Pour trouver un itinéraire de vinification adapté, il a tâtonné. La macération carbonique n'a pas donné de bons résultats. « Aujourd'hui, je le vinifie de façon traditionnelle, dans des fûts en bois, et je l'élève en bouteilles. »

Pierre Cros soigne aussi des parcelles de carignan, aramon, alicante et piquepoul noir plantées entre 1900 et 1930. Il en tire une cuvée dénommée Les Mal-aimés, qui associe ces quatre cépages languedociens longtemps décriés. « Cultivé sur de petites terres, l'aramon apporte du fruité, le piquepoul de la fraîcheur, le carignan de la structure et l'alicante de la couleur. Le tout donne un vin que les autres n'ont pas ! », affirme le vigneron. Il cultive aussi du morrastel et du rivairenc, qu'il vinifie en rosé avec de l'aramon. « C'est un plaisir d'avoir une large palette dans laquelle puiser pour faire ses assemblages », souligne-t-il.

Toutes ces cuvées sont commercialisées en vins de France. « Cela ne m'empêche pas de bien les valoriser », note Pierre Cros. Le nebbiolo et le touriga nacional sont présents dans sa gamme Liberté, « un nom choisi pour rappeler qu'il a fallu batailler pour la conquérir », souligne Pierre Cros.

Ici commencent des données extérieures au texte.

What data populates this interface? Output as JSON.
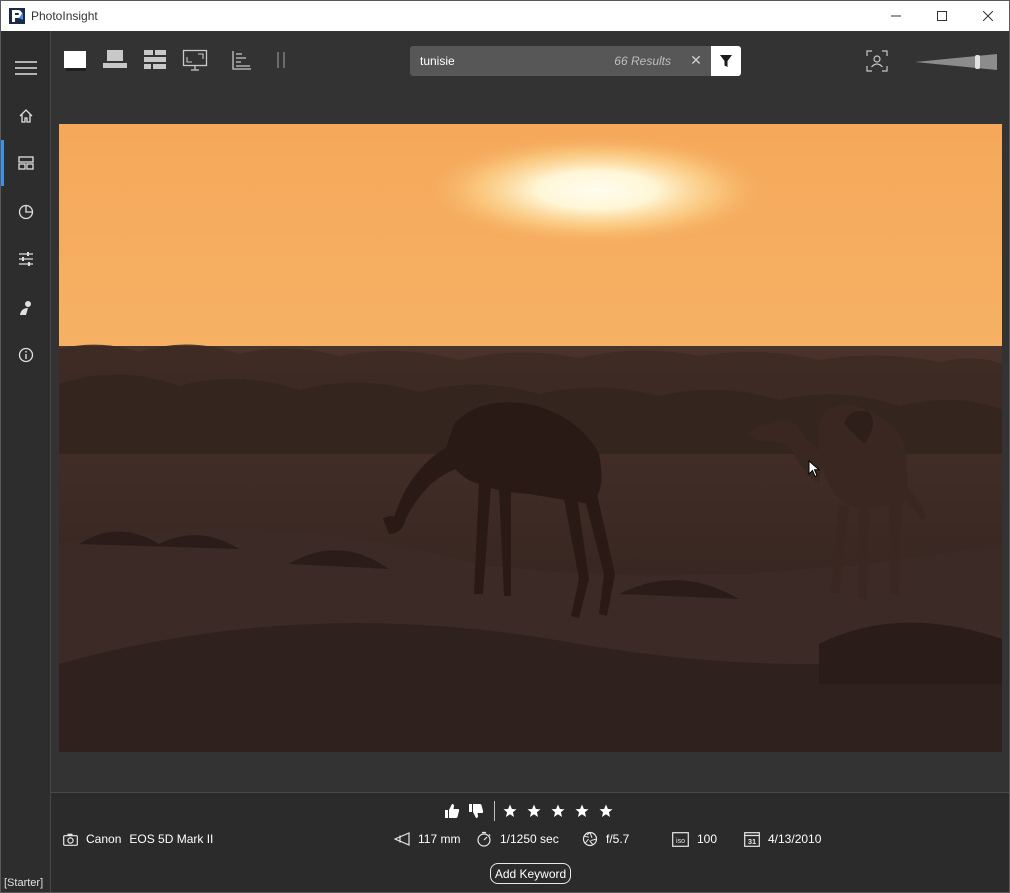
{
  "app": {
    "title": "PhotoInsight",
    "edition": "[Starter]",
    "colors": {
      "accent": "#3c91e6",
      "background": "#333333",
      "sidebar": "#2d2d2d"
    }
  },
  "window_controls": [
    "minimize-icon",
    "maximize-icon",
    "close-icon"
  ],
  "sidebar": {
    "items": [
      {
        "name": "menu",
        "icon": "hamburger-icon",
        "active": false
      },
      {
        "name": "home",
        "icon": "home-icon",
        "active": false
      },
      {
        "name": "browse",
        "icon": "grid-icon",
        "active": true
      },
      {
        "name": "statistics",
        "icon": "pie-chart-icon",
        "active": false
      },
      {
        "name": "settings",
        "icon": "sliders-icon",
        "active": false
      },
      {
        "name": "people",
        "icon": "person-icon",
        "active": false
      },
      {
        "name": "about",
        "icon": "info-icon",
        "active": false
      }
    ]
  },
  "toolbar": {
    "view_modes": [
      "single-view-icon",
      "filmstrip-view-icon",
      "grid-view-icon",
      "fullscreen-icon"
    ],
    "sort_icon": "sort-icon",
    "pause_icon": "pause-icon"
  },
  "search": {
    "value": "tunisie",
    "result_count": "66 Results",
    "clear_label": "✕"
  },
  "photo": {
    "subject": "camels-at-sunset"
  },
  "info": {
    "rating_stars": 5,
    "camera_make": "Canon",
    "camera_model": "EOS 5D Mark II",
    "focal_length": "117 mm",
    "shutter_speed": "1/1250 sec",
    "aperture": "f/5.7",
    "iso": "100",
    "date": "4/13/2010",
    "calendar_day": "31",
    "add_keyword_label": "Add Keyword"
  }
}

Après avoir décroché six coups de coeur au guide Hachette, sa notoriété est établie. « Mais elle a été longue à construire. Je suis parti de zéro », rappelle-t-il. Aujourd'hui, ses tarifs au caveau vont de 7 €/col pour le rosé jusqu'à 26 €/col pour la cuvée Les Aspres en appellation Minervois. Le magnum de nebbiolo ou de touriga nacional s'affiche à 29 €. Et Pierre Cros, curieux, entend bien continuer à essayer de nouveaux cépages, « peut-être du tempranillo, ou du zinfandel ».

Des essais avec la chambre d'agriculture

La chambre d'agriculture de l'Aude a encadré les plantations expérimentales de nebbiolo et de touriga nacional chez Pierre Cros. « Nous avons acheté des greffons chez des pépiniéristes italiens et portugais, puis produit les plants », raconte Didier Viguier, responsable de l'atelier bois et plants de la chambre d'agriculture.

À partir de la quatrième feuille, il a vinifié 10 % des raisins récoltés dans les parcelles du viticulteur durant cinq ans. « Lors des dégustations à l'aveugle, ces deux cépages se démarquent bien. Ils donnent des vins fins, élégants et fruités », note l'expert. Ils ont été implantés dans un deuxième site, à Leuc, sur des terres un peu plus fertiles que chez Pierre Cros. « Là, nous avons obtenu 50 à 60 hl/ha. Ce sont des cépages du Sud. Mais il ne faut pas les planter dans des conditions trop extrêmes sinon leur rendement est très faible », conseille Didier Viguier.

Après avoir accumulé les observations agronomiques et oenologiques, la chambre d'agriculture a déposé un dossier d'inscription au catalogue français.

En parallèle, l'IFV a réalisé un travail de sélection sanitaire. « Depuis 2012, ces deux cépages sont inscrits et peuvent être plantés par tous », note Pierre Cros avec satisfaction.